Usagi Yojimbo Book 25: Fox Hunt is the twenty-fifth graphic novel in the ongoing Usagi Yojimbo series created by cartoonist Stan Sakai. It was published by Dark Horse Comics in 2011, collecting stories previously published in Usagi Yojimbo (vol. 3) #110 – 116 and a story from MySpace Dark Horse Presents #18.

The story Saya was initially published digitally in the 18th installment of the "MySpace Dark Horse Presents" on-line publication in January 2009. The story was then printed in the Myspace Dark Horse Presents #3 trade paperback compilation in August 2009.

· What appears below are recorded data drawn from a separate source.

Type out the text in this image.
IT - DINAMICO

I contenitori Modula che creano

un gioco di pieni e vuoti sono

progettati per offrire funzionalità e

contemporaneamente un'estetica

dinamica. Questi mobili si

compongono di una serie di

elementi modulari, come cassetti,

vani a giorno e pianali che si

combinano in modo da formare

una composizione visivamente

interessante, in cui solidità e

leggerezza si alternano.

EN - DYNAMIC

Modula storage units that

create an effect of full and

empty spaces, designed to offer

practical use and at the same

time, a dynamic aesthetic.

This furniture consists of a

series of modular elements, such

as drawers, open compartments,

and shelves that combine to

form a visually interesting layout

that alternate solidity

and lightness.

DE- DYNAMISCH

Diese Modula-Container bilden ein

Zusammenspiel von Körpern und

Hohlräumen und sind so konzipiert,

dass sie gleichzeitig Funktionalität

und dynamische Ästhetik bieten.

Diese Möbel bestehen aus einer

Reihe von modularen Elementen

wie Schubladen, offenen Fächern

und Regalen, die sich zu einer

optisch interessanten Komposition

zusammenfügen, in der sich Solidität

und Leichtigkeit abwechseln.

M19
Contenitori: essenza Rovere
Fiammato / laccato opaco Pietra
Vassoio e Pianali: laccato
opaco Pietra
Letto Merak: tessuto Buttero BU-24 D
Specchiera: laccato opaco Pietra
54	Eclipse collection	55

Fox Hunt was published in trade paperback and limited edition hardcover (limited to 350 signed and numbered copies).

Publication details

Trade Paperback Edition 

Publication Date: July 6, 2011

Format: b&w, 192 pages, TPB, 

Price: $16.99

Signed & Numbered Limited Hardcover Edition 

Publication Date: July 6, 2011

Format: b&w, 192 pages, Ltd. HC, 

Price: $59.99

Table of Contents 

 Introduction - Floyd Norman
 Kitsune Gari
 Sakura
 Snitch
 Saya
 The Begger
 The Fortress
 The Outlaw
 Story Notes
 Cover Gallery
 Author Bio

Foreign Language Editions

Usagi Yojimbo 25: Polowanie na lisa 

Publisher: Egmont Polska Sp. z o.o.

Publication Date: Listopad 2012

Language: Polish

Usagi Yojimbo nº 25: La caza del zorro 

Publisher: Planeta DeAgostini

Publication Date: Octubre 2012

Language: Spanish

Usagi Yojimbo Tome 25 

Publisher: Paquet

Publication Date: Mai 2013

Language: French

Format: 12,5 x 18,5 cm

The Digest sized French editions of the Usagi Yojimbo books do not feature any of the individual compilation titles that are used for the original English editions, listing each book by volume number instead.